In [16]:
from keras import backend as K
K.tensorflow_backend._get_available_gpus()

['/job:localhost/replica:0/task:0/device:GPU:0']

### HOW TO
* Download data by fastai

* Copy data to correct folder 
     
     data/pets/_pet_type_>/_image_
* Load ResNet50 with weights
* ① Replace top layer 
* ② Extract feature from ResNet50, then classify in other network

In [17]:
%reload_ext autoreload
%autoreload 2
%matplotlib inline
import os, json, re
from glob import glob
import numpy as np
np.set_printoptions(precision=4, linewidth=100)
from matplotlib import pyplot as plt
import shutil 

In [18]:
from fastai.vision import *
import tensorflow.keras as K

In [19]:
current_dir = os.getcwd()
data_folder = "data/pets"
path = untar_data(URLs.PETS); path

PosixPath('/home/jupyter/.fastai/data/oxford-iiit-pet')

In [21]:
def preprocess_data(download_path):
    data_path = os.path.join(current_dir, data_folder)
    try:
        # Create target Directory
        os.mkdir(data_path)
        print("Directory ", data_path, " created ") 
    except FileExistsError:
        print("Directory ", data_path, " already exists")

    label_count = 0
    labels = []
    last_label = ''
    
    # image file name format
    pat = r'/([^/]+)_\d+.jpg$'
    pat = re.compile(pat)
    
    g = glob(download_path + '/*.jpg')
    for fn in g:
        res = pat.search(fn)
        if res.group(1) not in labels:
            try:
                os.mkdir(os.path.join(data_folder, res.group(1)))
            except FileExistsError:
                print("folder exist")
                
            label_count += 1
            labels.append(res.group(1))
        
        shutil.copy2(fn, os.path.join(data_folder, res.group(1)))
    
    return label_count, labels

def remove_data(data_path):
    remove_path = os.path.join(current_dir, data_folder)
    try:
        shutil.rmtree(remove_path)
    except:
        print('Error while deleting directory')

        
label_count, labels = preprocess_data(str(path/'images'))
print(label_count, labels)
# label_count=37
# labels=['wheaten_terrier', 'newfoundland', 'Russian_Blue', 'havanese', 'Siamese',
#         'chihuahua', 'pomeranian', 'Birman', 'staffordshire_bull_terrier', 'scottish_terrier',
#         'Bengal', 'american_pit_bull_terrier', 'Persian', 'shiba_inu', 'British_Shorthair', 
#         'yorkshire_terrier', 'english_setter', 'Sphynx', 'Bombay', 'german_shorthaired', 'samoyed', 
#         'saint_bernard', 'keeshond', 'american_bulldog', 'beagle', 'boxer', 'leonberger', 'miniature_pinscher', 
#         'Ragdoll', 'pug', 'english_cocker_spaniel', 'basset_hound', 'Abyssinian', 'Egyptian_Mau', 
#         'Maine_Coon', 'great_pyrenees', 'japanese_chin']

In [20]:
# !pip install keras --upgrade
# !pip install Keras-Applications
# import keras
print(K.__version__)

2.2.4-tf


In [22]:
import tensorflow as tf
from keras.applications import ResNet50
from keras.models import Sequential
from keras.layers import Dense
from keras.preprocessing.image import ImageDataGenerator

## Create ResNet50 model with customized top layer

In [10]:
conv_base=ResNet50(include_top=False, input_shape=(224, 224, 3), pooling='avg')

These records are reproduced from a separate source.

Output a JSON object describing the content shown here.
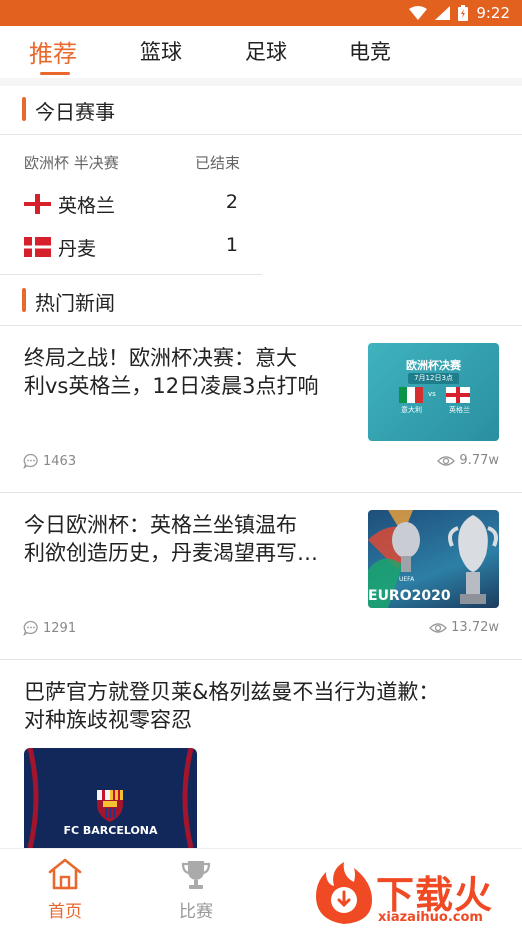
{
  "status_bar": {
    "time": "9:22"
  },
  "tabs": [
    {
      "label": "推荐",
      "active": true
    },
    {
      "label": "篮球",
      "active": false
    },
    {
      "label": "足球",
      "active": false
    },
    {
      "label": "电竞",
      "active": false
    }
  ],
  "today": {
    "section_title": "今日赛事",
    "competition": "欧洲杯 半决赛",
    "status": "已结束",
    "home": {
      "name": "英格兰",
      "score": "2"
    },
    "away": {
      "name": "丹麦",
      "score": "1"
    }
  },
  "hot": {
    "section_title": "热门新闻",
    "items": [
      {
        "title_line1": "终局之战！欧洲杯决赛：意大",
        "title_line2": "利vs英格兰，12日凌晨3点打响",
        "comments": "1463",
        "views": "9.77w",
        "thumb_title": "欧洲杯决赛",
        "thumb_sub": "7月12日3点",
        "thumb_team1": "意大利",
        "thumb_vs": "vs",
        "thumb_team2": "英格兰"
      },
      {
        "title_line1": "今日欧洲杯：英格兰坐镇温布",
        "title_line2": "利欲创造历史，丹麦渴望再写…",
        "comments": "1291",
        "views": "13.72w",
        "thumb_logo_small": "UEFA",
        "thumb_logo": "EURO2020"
      },
      {
        "title_line1": "巴萨官方就登贝莱&格列兹曼不当行为道歉：",
        "title_line2": "对种族歧视零容忍",
        "thumb_logo": "FC BARCELONA"
      }
    ]
  },
  "bottom_nav": [
    {
      "label": "首页",
      "active": true
    },
    {
      "label": "比赛",
      "active": false
    }
  ],
  "watermark": {
    "brand": "下载火",
    "site": "xiazaihuo.com"
  },
  "colors": {
    "accent": "#e8682d",
    "statusbar": "#e2611f"
  }
}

Instructions for updating:
Colocations handled automatically by placer.


In [11]:
conv_base.trainable=False
model = Sequential()
model.add(conv_base)
model.add(Dense(37, activation='softmax'))
model.summary()

_________________________________________________________________
Layer (type)                 Output Shape              Param #   
resnet50 (Model)             (None, 2048)              23587712  
_________________________________________________________________
dense_1 (Dense)              (None, 37)                75813     
Total params: 23,663,525
Trainable params: 75,813
Non-trainable params: 23,587,712
_________________________________________________________________


In [12]:
datagen = ImageDataGenerator(rescale=1./255)
bs=256
generator=datagen.flow_from_directory(
    directory=os.path.join(current_dir, data_folder),
    target_size=(224,224),
    batch_size=bs,
    classes=labels,
    class_mode='categorical')

Found 7394 images belonging to 37 classes.


In [13]:
model.compile(optimizer='adam', loss='categorical_crossentropy', metrics=['acc'])

In [15]:
%%time
steps_per_epoch=np.ceil(7393/bs)
print(steps_per_epoch)
history = model.fit_generator(generator, steps_per_epoch=steps_per_epoch, epochs=10)

29.0
Epoch 1/10
Epoch 2/10
Epoch 3/10
Epoch 4/10
Epoch 5/10
Epoch 6/10
Epoch 7/10
Epoch 8/10
Epoch 9/10
Epoch 10/10
CPU times: user 21min 4s, sys: 58.8 s, total: 22min 3s
Wall time: 7min 1s


## Use ResNet50 to extracfeature

In [23]:
conv_base2=ResNet50(include_top=False, input_shape=(224, 224, 3), pooling='avg')

In [24]:
%%time
def extract_feature(sample_count):
    batch_size=64
    features=np.zeros(shape=(sample_count, 2048))
    labels=np.zeros(shape=(sample_count))
    datagen2 = ImageDataGenerator(rescale=1./255)
    generator=datagen2.flow_from_directory(
        directory=os.path.join(current_dir, data_folder),
        target_size=(224,224),
        batch_size=batch_size,
        class_mode='binary')
    
    i = 0
    for inputs_batch, labels_batch in generator:
        features_batch = conv_base2.predict(inputs_batch)
        features[i* batch_size : (i+1) * batch_size] = features_batch
        labels[i * batch_size: (i+1) * batch_size] = labels_batch
        i += 1
        if i*batch_size >= sample_count:
            break
    return features, labels

train_features, train_labels = extract_feature(7394)

Found 7394 images belonging to 37 classes.
CPU times: user 3min 10s, sys: 14.8 s, total: 3min 25s
Wall time: 1min 21s


In [25]:
print(train_features.shape)
print(train_labels.shape)
print(train_labels[100:130])

(7394, 2048)
(7394,)
[15. 11. 29. 31. 21.  7.  2.  8.  4. 34. 27. 15. 28. 10. 36.  6. 21.  4. 29. 28.  9. 18. 22. 28.
  3. 35. 20.  9.  0.  4.]


In [27]:
%%time
model2 = Sequential()
model2.add(Dense(256, activation="relu", input_dim=2048))
model2.add(Dense(37, activation="softmax"))

model2.compile(optimizer='adam', loss='sparse_categorical_crossentropy', metrics=['acc'])
history2 = model2.fit(train_features, train_labels, epochs=1000, batch_size=64, verbose=0)

CPU times: user 11min 28s, sys: 2min 11s, total: 13min 40s
Wall time: 7min 16s